Non mettendo in dubbio la buona fede delle Forze dell’Ordine, ed essendo fermamente convinti che – laddove ci sia una regola – i trasgressori debbano incorrere in sanzioni di adeguata severità, non possiamo comunque non considerare che, in assenza di una legge stabilita e univoca, sarebbe meglio procedere con logica di prudenza. Potenzialmente, in questo momento, una qualsiasi azienda potrebbe segnalarne un’altra concorrente anche senza nessuna base, causandone il sequestro di beni per accertamenti e facendola incorrere in difficoltà legali e dispendio di risorse. Il rischio è che i produttori più grossi e strutturati possano stabilire chi può o non può importare. Senza una normativa di riferimento, la questione lascia troppo spazio a interpretazioni e comportamenti soggettivi. Auspichiamo che la normativa italiana venga approvata ed entri in vigore al più presto. Nel frattempo speriamo che prevalga il buonsenso.

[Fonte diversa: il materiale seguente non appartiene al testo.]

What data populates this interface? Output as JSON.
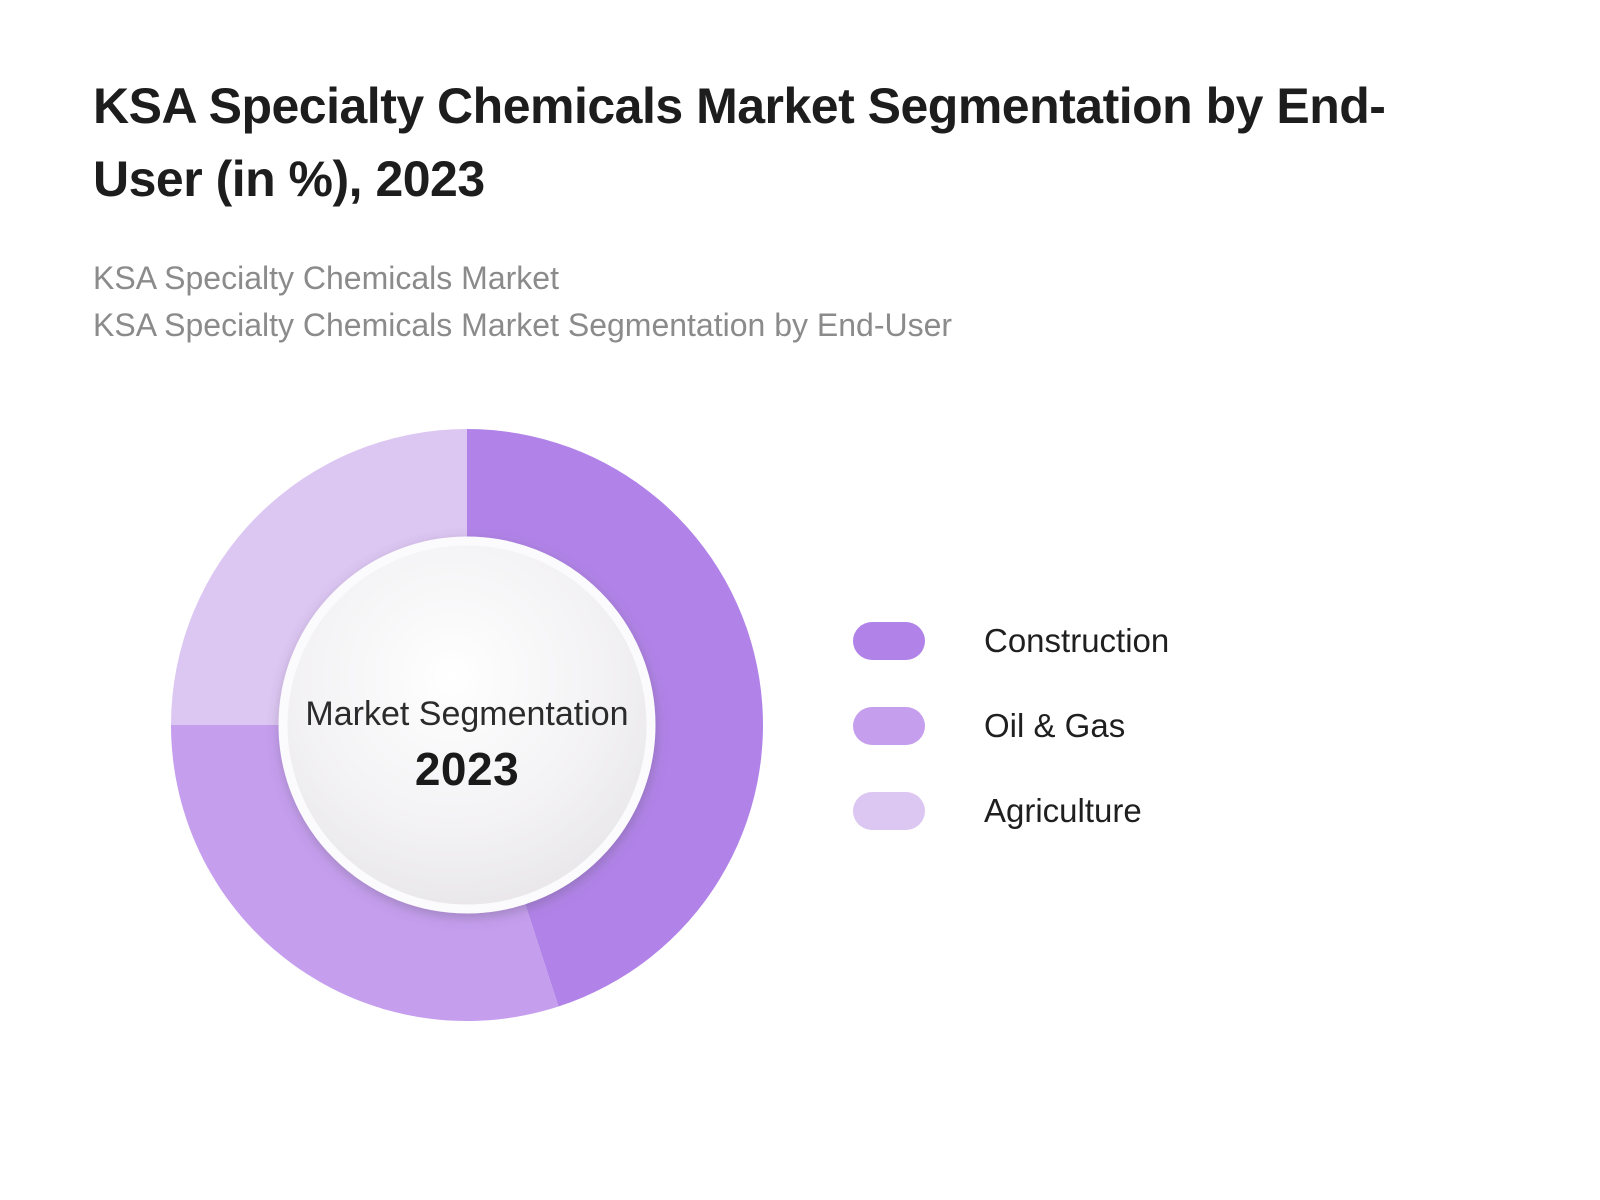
{
  "header": {
    "title_lines": [
      "KSA Specialty Chemicals Market Segmentation by End-",
      "User (in %), 2023"
    ],
    "subtitle_lines": [
      "KSA Specialty Chemicals Market",
      "KSA Specialty Chemicals Market Segmentation by End-User"
    ]
  },
  "donut_center": {
    "label": "Market Segmentation",
    "year": "2023"
  },
  "legend": {
    "items": [
      {
        "label": "Construction",
        "color": "#b183e8"
      },
      {
        "label": "Oil & Gas",
        "color": "#c59eee"
      },
      {
        "label": "Agriculture",
        "color": "#dcc6f2"
      }
    ]
  },
  "chart_data": {
    "type": "pie",
    "variant": "donut",
    "title": "KSA Specialty Chemicals Market Segmentation by End-User (in %), 2023",
    "categories": [
      "Construction",
      "Oil & Gas",
      "Agriculture"
    ],
    "values": [
      45,
      30,
      25
    ],
    "unit": "%",
    "colors": [
      "#b183e8",
      "#c59eee",
      "#dcc6f2"
    ],
    "start_angle_deg": 0,
    "direction": "clockwise",
    "center_label": "Market Segmentation",
    "center_sublabel": "2023",
    "legend_position": "right",
    "inner_hole_color": "#ffffff",
    "background": "#ffffff"
  }
}
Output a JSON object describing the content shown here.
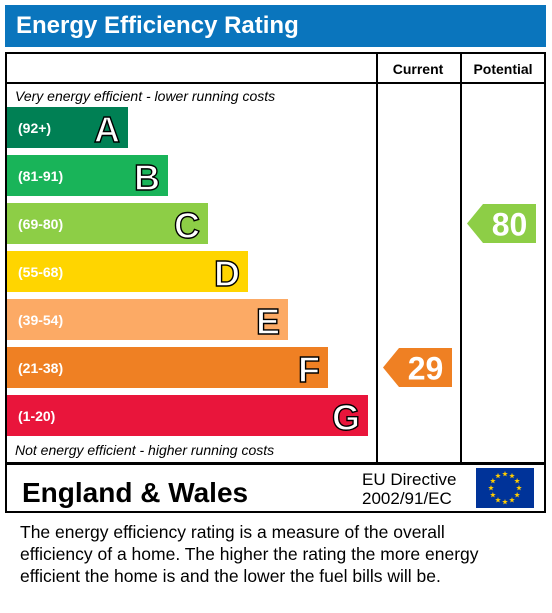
{
  "title": "Energy Efficiency Rating",
  "columns": {
    "current": "Current",
    "potential": "Potential"
  },
  "top_note": "Very energy efficient - lower running costs",
  "bottom_note": "Not energy efficient - higher running costs",
  "region": "England & Wales",
  "directive": {
    "line1": "EU Directive",
    "line2": "2002/91/EC"
  },
  "footer_lines": [
    "The energy efficiency rating is a measure of the overall",
    "efficiency of a home.  The higher the rating the more energy",
    "efficient the home is and the lower the fuel bills will be."
  ],
  "chart_data": {
    "type": "bar",
    "categories": [
      "A",
      "B",
      "C",
      "D",
      "E",
      "F",
      "G"
    ],
    "bands": [
      {
        "letter": "A",
        "range": "(92+)",
        "color": "#008054"
      },
      {
        "letter": "B",
        "range": "(81-91)",
        "color": "#19b459"
      },
      {
        "letter": "C",
        "range": "(69-80)",
        "color": "#8dce46"
      },
      {
        "letter": "D",
        "range": "(55-68)",
        "color": "#ffd500"
      },
      {
        "letter": "E",
        "range": "(39-54)",
        "color": "#fcaa65"
      },
      {
        "letter": "F",
        "range": "(21-38)",
        "color": "#ef8023"
      },
      {
        "letter": "G",
        "range": "(1-20)",
        "color": "#e9153b"
      }
    ],
    "current": {
      "value": 29,
      "band": "F",
      "color": "#ef8023"
    },
    "potential": {
      "value": 80,
      "band": "C",
      "color": "#8dce46"
    }
  }
}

Un ultimo punto su cui discutere è la questione dei loghi: contraffazione o no? Forse la nuova normativa darà più chiarimenti in merito. Attualmente la questione è interpretata diversamente a seconda degli interessi degli attori coinvolti. Noi, dal canto nostro, non abbiamo dubbi su quello che riteniamo giusto. D’altra parte il Codice della Proprietà Industriale nell’articolo 21 sancisce che “i diritti di marchio di impresa registrato non permettono al titolare di vietare ai terzi l’uso nell’attività economica, purché l’uso sia conforme ai principi della correttezza professionale […], del marchio d’impresa se esso è necessario per indicare la destinazione di un prodotto o servizio, in particolare come accessori o pezzi di ricambio”. E non sono pochi gli esempi di controversie per l’uso di un logo conclusesi con una sentenza da parte della Corte di Cassazione a favore dell’uso del marchio. Citiamo l’ordinanza 47081 del 18 novembre 2011: “la contraffazione penalmente sanzionabile è solo quella che attiene al marchio nella sua funzione distintiva. È legittima, invece, nei casi e con i limiti indicati in sentenza, la riproduzione dei marchi con funzione estetico-descrittiva”.